Benedicite is a composition for choir, children's choir and orchestra by Andrew Carter. He set the hymn Benedicite from the Book of Common Prayer, and additional free texts based on the model in three movements for unison children's choir. The work was published in 1991 and dedicated to Andrew Fairbairns. A subset of the music for children's choir was published as Bless the Lord.

== History ==
Benedicite was commissioned for the 1989 Singing Day in Edinburgh by the British Federation of Young Choirs. Carter, an English composer and church musician in York, was inspired by the restoration of roof bosses at the southern transept of York Minster, which had been destroyed in a fire in 1984. They depict around 60 images of creatures. The music is written to convey a child-like perspective of the wonders of Creation.

Benedicite was published by Oxford University Press in 1991, dedicated to Andrew Fairbairns. A subset of the music for children's choir was published as Bless the Lord.

== Structure and music ==
Carter set the hymn Benedicite from the Book of Common Prayer in six movements, and interspersed three additional movements, whose texts are free variations on the model, to be sung by a unison children's choir.

The movements are titled:
1. O all ye works of the Lord
2. Green Things
3. Sun and Moon
4. Badgers and Hedgehogs
5. Ice and Snow
6. Whales and Waters
7. Butterflies and Moths
8. Thunder and Lightning
9. Spirits and Souls
10. Grannies and Grandads
11. O let the earth bless the Lord

The duration is given as 35 minutes. The first movement, beginning "O all ye works of the Lord, bless ye the Lord", is marked Molto ritmico (Very rhythmic) and is in 2+2+2+3/8 time.

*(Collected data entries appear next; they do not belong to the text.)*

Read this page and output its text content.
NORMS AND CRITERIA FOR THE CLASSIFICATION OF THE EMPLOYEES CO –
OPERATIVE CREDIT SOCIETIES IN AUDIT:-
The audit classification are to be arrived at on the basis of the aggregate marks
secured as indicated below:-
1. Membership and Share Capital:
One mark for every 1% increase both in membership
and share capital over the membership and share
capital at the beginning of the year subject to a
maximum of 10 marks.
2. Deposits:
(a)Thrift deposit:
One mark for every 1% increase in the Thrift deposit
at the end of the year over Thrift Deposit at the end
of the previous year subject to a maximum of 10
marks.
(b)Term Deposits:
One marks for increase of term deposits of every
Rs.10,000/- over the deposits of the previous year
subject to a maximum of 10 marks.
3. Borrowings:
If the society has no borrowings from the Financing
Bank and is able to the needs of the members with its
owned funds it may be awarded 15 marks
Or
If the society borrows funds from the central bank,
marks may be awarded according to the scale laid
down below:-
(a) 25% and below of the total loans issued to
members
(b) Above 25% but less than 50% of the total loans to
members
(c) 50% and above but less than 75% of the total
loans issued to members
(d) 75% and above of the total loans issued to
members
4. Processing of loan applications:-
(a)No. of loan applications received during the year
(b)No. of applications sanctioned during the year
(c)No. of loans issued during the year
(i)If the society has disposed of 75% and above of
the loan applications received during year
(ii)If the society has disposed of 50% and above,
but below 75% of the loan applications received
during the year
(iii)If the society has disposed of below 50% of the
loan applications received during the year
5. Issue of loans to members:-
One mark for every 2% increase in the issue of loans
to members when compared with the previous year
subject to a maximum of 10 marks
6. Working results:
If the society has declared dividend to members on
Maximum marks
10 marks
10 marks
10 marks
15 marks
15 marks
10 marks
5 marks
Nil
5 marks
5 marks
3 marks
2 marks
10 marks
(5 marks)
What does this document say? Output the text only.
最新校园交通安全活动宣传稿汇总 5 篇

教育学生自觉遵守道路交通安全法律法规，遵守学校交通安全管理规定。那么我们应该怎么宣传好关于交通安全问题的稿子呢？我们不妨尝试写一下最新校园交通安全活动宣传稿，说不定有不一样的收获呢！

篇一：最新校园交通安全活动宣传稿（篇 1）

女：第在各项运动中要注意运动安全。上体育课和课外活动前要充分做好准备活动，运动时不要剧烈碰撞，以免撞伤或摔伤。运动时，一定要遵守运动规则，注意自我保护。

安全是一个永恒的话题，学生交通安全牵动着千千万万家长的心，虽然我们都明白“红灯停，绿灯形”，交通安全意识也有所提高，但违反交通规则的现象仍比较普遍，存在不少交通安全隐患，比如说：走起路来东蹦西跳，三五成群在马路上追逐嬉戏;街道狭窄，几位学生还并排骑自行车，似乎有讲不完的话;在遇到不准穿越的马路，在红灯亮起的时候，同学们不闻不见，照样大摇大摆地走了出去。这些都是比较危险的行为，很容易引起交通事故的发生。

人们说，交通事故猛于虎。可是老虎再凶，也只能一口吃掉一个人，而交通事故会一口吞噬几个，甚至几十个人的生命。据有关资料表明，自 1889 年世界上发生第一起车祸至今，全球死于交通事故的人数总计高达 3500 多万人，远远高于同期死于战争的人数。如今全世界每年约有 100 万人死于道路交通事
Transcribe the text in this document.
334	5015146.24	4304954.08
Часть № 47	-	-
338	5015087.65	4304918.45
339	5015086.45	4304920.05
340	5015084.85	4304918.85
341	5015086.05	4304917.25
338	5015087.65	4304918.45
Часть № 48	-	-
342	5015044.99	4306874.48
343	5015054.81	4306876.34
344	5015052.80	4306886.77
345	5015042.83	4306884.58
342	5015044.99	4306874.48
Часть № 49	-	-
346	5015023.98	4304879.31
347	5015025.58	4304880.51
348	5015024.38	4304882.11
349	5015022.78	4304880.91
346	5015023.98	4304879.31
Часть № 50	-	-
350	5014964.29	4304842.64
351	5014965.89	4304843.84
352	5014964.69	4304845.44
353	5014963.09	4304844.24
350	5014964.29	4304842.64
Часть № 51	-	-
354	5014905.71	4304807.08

The three movements based on added text to be sung by a children's choir were also published separately as Bless the Lord, which is concluded with the final movement. The movements are:
- Badgers and Hedgehogs (Benedicite No. 4)
- Butterflies and Moths (Benedicite No. 7)
- Grannies and Grandads (Benedicite No. 10)
- O Let The Earth Bless The Lord

== Performances and recordings ==
The first performance of Benedicite was at the Queen's Hall in Edinburgh on 5 November 1989, conducted by Philip Ledger. The work was recorded, together with Rutter's Requiem, by the Wayne Oratorio Society at Wayne Presbyterian Church on 10 May 2006, conducted by Jeffrey B. Fowler. In 2016, Benedicite was performed, together with Mozart's Great Mass in C minor, at the York Minster by the York Musical Society.